Rachel Hendery: Looking at grammatical features from the perspective of Australia-Oceania language contact
This is a preliminary overview of work from the Waves of Words project so far that investigates grammatical patterns (e.g. complex sentences, word ordering, alignment) in the region, to identify potential contact-induced patterns.
Andrew Burrell: Re-tangling as Method: Thinking through the layers of Layered Horizons.

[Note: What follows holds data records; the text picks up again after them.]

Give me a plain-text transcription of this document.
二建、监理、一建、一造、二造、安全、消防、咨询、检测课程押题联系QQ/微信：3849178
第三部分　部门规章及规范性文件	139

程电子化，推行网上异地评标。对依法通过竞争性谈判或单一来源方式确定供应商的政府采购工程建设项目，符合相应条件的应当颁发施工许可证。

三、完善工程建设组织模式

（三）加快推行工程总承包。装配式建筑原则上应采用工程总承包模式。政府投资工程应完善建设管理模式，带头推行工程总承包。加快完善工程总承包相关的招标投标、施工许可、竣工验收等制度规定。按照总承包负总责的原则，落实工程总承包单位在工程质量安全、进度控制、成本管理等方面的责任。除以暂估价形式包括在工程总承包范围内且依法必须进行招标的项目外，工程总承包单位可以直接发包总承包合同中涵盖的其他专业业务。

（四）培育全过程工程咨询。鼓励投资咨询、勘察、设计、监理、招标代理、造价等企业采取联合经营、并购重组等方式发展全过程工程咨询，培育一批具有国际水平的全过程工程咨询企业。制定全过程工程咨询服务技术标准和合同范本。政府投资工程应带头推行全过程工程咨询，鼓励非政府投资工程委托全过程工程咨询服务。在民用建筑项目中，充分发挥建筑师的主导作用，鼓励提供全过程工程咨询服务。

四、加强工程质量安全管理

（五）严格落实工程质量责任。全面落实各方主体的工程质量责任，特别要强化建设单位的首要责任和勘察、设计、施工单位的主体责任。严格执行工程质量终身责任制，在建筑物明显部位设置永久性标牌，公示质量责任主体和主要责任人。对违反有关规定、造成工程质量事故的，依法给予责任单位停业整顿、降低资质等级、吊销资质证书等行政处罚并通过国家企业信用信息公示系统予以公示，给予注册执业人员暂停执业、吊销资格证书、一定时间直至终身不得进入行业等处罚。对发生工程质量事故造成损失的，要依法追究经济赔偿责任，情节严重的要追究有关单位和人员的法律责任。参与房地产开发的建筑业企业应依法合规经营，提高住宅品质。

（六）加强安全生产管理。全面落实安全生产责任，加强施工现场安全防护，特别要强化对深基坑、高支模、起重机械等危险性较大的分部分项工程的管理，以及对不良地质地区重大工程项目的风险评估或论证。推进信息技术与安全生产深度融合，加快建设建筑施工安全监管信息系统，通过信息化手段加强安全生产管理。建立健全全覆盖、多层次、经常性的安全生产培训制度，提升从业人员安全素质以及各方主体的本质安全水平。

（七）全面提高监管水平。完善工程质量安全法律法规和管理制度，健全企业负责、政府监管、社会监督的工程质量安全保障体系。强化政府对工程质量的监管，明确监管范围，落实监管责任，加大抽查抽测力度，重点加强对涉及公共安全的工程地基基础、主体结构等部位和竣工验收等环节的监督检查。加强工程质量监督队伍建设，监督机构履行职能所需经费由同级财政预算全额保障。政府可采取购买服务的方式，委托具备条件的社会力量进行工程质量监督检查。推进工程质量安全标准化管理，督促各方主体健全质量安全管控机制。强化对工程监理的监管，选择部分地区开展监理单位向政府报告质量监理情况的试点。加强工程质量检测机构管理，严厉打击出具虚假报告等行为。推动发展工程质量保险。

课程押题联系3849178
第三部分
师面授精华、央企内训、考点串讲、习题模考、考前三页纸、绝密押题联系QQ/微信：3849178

"Layered Horizons" is a Research through Design and digital humanities project that brings together disparate data sets from linguistics, anthropology, geography and archaeology-within virtual reality (VR) to create interactive information visualisations which use gesture-based controls to allow a user to interact with information in an embodied manner. A user is literally surrounded by the information as environment and interacts with it in a direct and embodied manner. This presentation will explore "Layered Horizons" from the perspective of the design processes used to create it and the central role an understanding of the unique affordances of virtual reality as a material of design, in particular its malleability and ethereality, have played in this process. It will also discuss an emerging approach to thinking about the framework created for layering information within “Layered Horizons” as a tool for the re-tangling of data.